Mps, la Borsa tifa per la scissione Il dialogo tra governo e Unicredit

 

Titolo in rialzo del 3,87%. Il nodo del marchio dell’istituto al 64% di proprietà del Tesoro

Fabrizio Massaro

 

L’idea dello spezzatino di Mps torna ad agitare i titoli bancari, a cominciare proprio da quello senese, ieri in rialzo del 3,87% a 1,24 euro. Quella della divisione in più parti dell’istituto senese oggi al 64% di proprietà del Tesoro è un’idea che da tempo gira tra banchieri e advisor, dato che il boccone appare troppo grande per ogni altro istituto e indigesto anche per Unicredit, la banca cui il governo guarda con maggior favore. Ma viene anche considerata per il momento «residuale» in ambienti governativi, sebbene ad essa abbia aperto nei giorni scorsi anche Bernardo Mattarella, amministratore delegato della banca pubblica Mcc (azionista di Popolare di Bari).

Nello scenario dello spezzatino, Unicredit prenderebbe la banca senese insieme con altri istituti. Ma il diavolo sta nei dettagli. «Spezzatino» è metafora di due differenti opzioni: può giuridicamente configurarsi come un conferimento di ramo d’azienda e sarebbe una replica del modello Intesa Sanpaolo-Ubi, operazione nella quale fin da subito venne coinvolta Bper per rilevare — pagandoli — gli sportelli che sarebbero risultati in eccesso per l’Antitrust. Essendo Unicredit e Mps particolarmente radicate nel Sud, parte della rete meridionale potrebbe finire a Mcc, mentre per le altre aree, in particolare in Toscana e nel Veneto, potrebbero essere coinvolte Banco Bpm e Bper e — secondo le indiscrezioni di ieri del Sole 24 Ore — anche Poste Italiane. Ma lo spezzatino può significare anche «scissione» di Mps in più soggetti giuridici autonomi, ciascuno dei quali potrebbe finire a una banca. In quest’ultima ipotesi, i 2,2 miliardi di crediti fiscali (le «Dta») verrebbero distribuiti tra gli acquirenti. In ogni caso resta aperta la questione delle cause legali — circa 10 miliardi a carico di Mps — per le quali l’unica soluzione pare essere quella di una garanzia statale, per esempio fornita da Sace. Ma anch’essa è da studiare nei dettagli e il filone d’inchiesta relativo ai ritardati accantonamenti per 11 miliardi di npl rischia di complicare ulteriormente il quadro. Una transazione con la Fondazione Mps, che vale 3,8 miliardi, alleggerirebbe il bilancio senese.

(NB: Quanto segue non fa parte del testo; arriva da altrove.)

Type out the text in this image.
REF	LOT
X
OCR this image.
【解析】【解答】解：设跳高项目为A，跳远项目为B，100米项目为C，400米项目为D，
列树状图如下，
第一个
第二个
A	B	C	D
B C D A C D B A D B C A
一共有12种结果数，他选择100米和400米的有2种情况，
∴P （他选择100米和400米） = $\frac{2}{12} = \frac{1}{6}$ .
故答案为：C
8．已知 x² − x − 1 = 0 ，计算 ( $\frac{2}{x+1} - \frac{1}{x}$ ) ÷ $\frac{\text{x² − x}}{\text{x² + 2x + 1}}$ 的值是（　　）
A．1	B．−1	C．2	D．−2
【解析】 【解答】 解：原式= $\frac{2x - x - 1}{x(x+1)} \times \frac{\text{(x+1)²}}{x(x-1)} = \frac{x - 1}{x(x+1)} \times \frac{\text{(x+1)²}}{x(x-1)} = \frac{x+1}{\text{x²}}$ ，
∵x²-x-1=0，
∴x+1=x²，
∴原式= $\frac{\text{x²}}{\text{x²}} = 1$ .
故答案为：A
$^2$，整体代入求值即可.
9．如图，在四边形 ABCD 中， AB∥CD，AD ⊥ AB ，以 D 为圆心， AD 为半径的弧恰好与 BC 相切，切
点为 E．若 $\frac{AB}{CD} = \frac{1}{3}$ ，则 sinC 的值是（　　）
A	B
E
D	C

Le analisi degli esperti sono in corso, anche per venire incontro alle esigenze del governo di salvaguardare il marchio della banca più antica del mondo in attività. Il cambio della guardia in Unicredit con l’arrivo di Andrea Orcel alla guida ha fatto ripartire la trattativa. Ma pare che un accordo potrà arrivare non prima di settembre, e comunque dopo che il premier Mario Draghi e il ministro dell’Economia Daniele Franco avranno smarcato i dossier Alitalia e Ilva, argomenti di confronto con la Ue come Mps.

La mancata estensione oltre il 2021 della finestra per l’utilizzo dei benefici fiscali (Dta), espunta dal Dl Sostegni bis, è considerata sul mercato un elemento di pressione nei confronti del ceo di Unicredit per spingerlo a rompere gli indugi e a decidere su un’eventuale operazione su Siena. C’è tempo fino a fine anno per approvare a livello di cda una fusione; eventualmente si potrebbe puntare — suggerisce un banchiere al lavoro sul dossier — su un’intesa preliminare (un “MoU”) sulla base del quale, eventualmente, estendere poi l’ammontare dei benefici fiscali nell’entità, nella durata e anche nella loro eventuale replicabilità in caso di più fusioni. Molto dipenderà anche dalla situazione patrimoniale di Mps: entro luglio arriveranno i risultati degli stress test dell’Eba; si vedrà quale sarà il fabbisogno per Siena, che già stima un miliardo di deficit patrimoniale a fine 2021.